Les images montrant les merveilleuses Îles-de-la-Madeleine en pleine saison de chasse aux loups de mer sont splendides. Je regardais les plans larges du fleuve, de la plage, des vagues et j’ai tout de suite eu envie d’y aller. Vraiment, la réalisatrice réussit à nous vendre cette région du Québec.

J’aime beaucoup Évelyne Brochu comme actrice. Par contre, je ne sais pas si c’est vraiment son meilleur rôle. Peut-être que ces trop nombreux silences et non-dits m’ont agacé au point de ne pas apprécier son jeu…

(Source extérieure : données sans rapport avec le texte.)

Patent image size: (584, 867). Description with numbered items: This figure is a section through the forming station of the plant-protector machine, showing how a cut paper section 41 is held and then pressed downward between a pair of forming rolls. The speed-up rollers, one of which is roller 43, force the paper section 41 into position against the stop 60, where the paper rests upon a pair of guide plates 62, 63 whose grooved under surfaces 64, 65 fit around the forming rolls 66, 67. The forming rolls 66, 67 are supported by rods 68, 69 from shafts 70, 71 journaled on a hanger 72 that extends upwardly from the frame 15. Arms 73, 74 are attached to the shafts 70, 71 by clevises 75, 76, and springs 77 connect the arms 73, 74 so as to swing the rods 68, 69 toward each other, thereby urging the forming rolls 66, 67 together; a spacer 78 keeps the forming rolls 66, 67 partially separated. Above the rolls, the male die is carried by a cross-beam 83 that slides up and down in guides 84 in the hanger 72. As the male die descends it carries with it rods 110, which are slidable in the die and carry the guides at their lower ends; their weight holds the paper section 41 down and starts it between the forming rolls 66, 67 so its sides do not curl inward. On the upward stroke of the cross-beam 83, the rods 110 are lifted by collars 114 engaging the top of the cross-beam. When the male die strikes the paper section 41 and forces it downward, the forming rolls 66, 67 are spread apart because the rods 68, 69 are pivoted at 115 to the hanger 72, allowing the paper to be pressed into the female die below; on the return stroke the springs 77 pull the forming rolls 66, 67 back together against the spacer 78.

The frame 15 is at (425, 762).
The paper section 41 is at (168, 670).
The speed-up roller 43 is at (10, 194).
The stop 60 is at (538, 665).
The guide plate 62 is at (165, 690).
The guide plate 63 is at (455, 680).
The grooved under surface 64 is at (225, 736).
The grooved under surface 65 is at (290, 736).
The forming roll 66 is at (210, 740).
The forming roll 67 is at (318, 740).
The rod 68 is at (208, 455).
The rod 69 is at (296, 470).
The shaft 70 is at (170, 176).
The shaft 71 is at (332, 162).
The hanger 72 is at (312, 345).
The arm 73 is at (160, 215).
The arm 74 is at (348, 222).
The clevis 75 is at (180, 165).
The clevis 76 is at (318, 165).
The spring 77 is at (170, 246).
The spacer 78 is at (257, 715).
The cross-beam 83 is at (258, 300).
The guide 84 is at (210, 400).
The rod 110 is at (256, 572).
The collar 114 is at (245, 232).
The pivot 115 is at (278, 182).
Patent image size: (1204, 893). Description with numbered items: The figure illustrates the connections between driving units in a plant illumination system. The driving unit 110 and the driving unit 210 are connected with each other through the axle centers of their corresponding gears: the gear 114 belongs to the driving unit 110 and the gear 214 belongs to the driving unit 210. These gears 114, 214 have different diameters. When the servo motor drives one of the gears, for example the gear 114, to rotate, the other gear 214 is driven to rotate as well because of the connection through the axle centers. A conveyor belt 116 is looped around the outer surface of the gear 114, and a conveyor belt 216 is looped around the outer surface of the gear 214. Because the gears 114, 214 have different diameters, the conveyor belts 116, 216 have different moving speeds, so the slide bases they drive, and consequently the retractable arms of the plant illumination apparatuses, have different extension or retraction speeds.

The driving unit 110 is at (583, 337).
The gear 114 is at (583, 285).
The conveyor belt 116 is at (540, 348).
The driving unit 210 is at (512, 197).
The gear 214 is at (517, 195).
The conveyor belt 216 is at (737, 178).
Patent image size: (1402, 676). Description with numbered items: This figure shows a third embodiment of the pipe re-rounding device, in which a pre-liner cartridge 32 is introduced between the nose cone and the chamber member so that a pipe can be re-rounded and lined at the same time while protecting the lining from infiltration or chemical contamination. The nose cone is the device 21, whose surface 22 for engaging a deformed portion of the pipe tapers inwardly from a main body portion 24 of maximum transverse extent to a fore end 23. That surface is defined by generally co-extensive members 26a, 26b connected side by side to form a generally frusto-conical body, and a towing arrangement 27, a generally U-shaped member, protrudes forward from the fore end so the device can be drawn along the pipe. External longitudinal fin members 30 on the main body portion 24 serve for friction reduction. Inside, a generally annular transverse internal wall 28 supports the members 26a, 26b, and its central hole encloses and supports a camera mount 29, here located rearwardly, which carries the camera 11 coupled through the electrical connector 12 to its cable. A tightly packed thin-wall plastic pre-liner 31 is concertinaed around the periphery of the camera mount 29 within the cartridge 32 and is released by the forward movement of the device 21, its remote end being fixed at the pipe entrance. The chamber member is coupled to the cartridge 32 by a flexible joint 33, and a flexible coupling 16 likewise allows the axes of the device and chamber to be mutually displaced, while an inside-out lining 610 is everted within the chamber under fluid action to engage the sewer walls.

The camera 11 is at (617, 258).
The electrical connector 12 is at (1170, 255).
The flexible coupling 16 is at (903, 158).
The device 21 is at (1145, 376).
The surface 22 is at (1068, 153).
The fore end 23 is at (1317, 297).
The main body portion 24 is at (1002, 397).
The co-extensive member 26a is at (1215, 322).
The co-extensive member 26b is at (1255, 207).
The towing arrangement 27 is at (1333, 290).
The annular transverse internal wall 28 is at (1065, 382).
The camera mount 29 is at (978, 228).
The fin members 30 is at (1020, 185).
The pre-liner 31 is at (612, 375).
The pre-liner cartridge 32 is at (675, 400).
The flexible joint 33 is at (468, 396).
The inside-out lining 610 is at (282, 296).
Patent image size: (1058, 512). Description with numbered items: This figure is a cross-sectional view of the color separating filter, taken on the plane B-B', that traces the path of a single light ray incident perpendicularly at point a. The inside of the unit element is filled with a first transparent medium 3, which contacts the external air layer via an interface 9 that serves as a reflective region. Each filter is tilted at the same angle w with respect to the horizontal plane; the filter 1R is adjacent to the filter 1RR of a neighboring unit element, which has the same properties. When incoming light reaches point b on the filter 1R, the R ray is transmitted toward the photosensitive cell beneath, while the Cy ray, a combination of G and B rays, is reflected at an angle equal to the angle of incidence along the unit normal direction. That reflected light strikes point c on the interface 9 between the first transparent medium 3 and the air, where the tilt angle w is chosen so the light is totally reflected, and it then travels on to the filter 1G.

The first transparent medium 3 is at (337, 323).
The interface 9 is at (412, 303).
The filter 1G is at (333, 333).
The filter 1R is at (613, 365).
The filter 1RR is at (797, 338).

La distribution comptait aussi Louise Portal qui est excellente dans son rôle de mère protectrice de sa famille et qui soupçonne la nouvelle venue d’être là pour de mauvaises intentions. Et j’ai eu plaisir à découvrir l’acteur français Augustin Legrand et la madelinienne Cindy-Mae Arsenault. On retrouve aussi Gilbert Sicotte, Benoît Gouin, Stéphane Gagnon, Martin Dubreuil et  Patrice Bissonnette.(J’étais d’ailleurs contente de revoir ce dernier, qu’on n’avait pas vu depuis longtemps.)

Âmes sensibles s’abstenir

Certaines images présentées par la réalisatrice sont crues et violentes. On peut voir un peu trop bien la façon dont les phoques sont assommés et écorchés. Il y a du sang. Heureusement, il y a seulement quelques scènes qui nous montrent la technique de chasse utilisée… mais c’est suffisant pour nous marquer. La qualité de l’image pourrait nous faire croire qu’on regarde un documentaire.

Le scénario

Pour moi, c’est ici le maillon faible de ce long-métrage de Deraspe. Je veux bien croire que le personnage d’Elie (Évelyne Brochu) est en recherche d’elle-même, de ses origines ; qu’elle est en réflexion suite à un événement (on comprend de quoi il s’agit grâce à une question de sa mère pendant un appel téléphonique.)… Je trouve juste triste qu’elle ne soit pas capable de le dire.  J’aurais aimé qu’elle le dise de vive voix un moment donné le pourquoi elle se retrouve là-bas. (Elle donne une raison à un moment donné, mais elle n’explique pas pourquoi elle fait cette quête maintenant.) Il y a des silences qu’on aime dans les films… Dans celui-ci, il y a en avait trop. Ça devenait lourd. Pour moi, le scénario tombait à plat. Et la fin, elle aurait dû se faire 2-3 scènes plus tôt. Pour moi, mon appréciation d’un film se fait souvent avec la dernière demi-heure. Si tu me perds à quelque part là-dedans, j’oublie le reste du film… C’est le cas ici. La fin, tout en silence, tellement lourd, vient gâcher le reste.

Mon verdict (et c’est rare que je dis ça) mais je ne recommande pas vraiment d’aller le voir au cinéma… Oui, la qualité et la beauté des images est impressionnante et méritent un visionnement sur grand écran. Oui, les acteurs sont excellents. Mais pour le scénario, ça ne vaut pas la peine.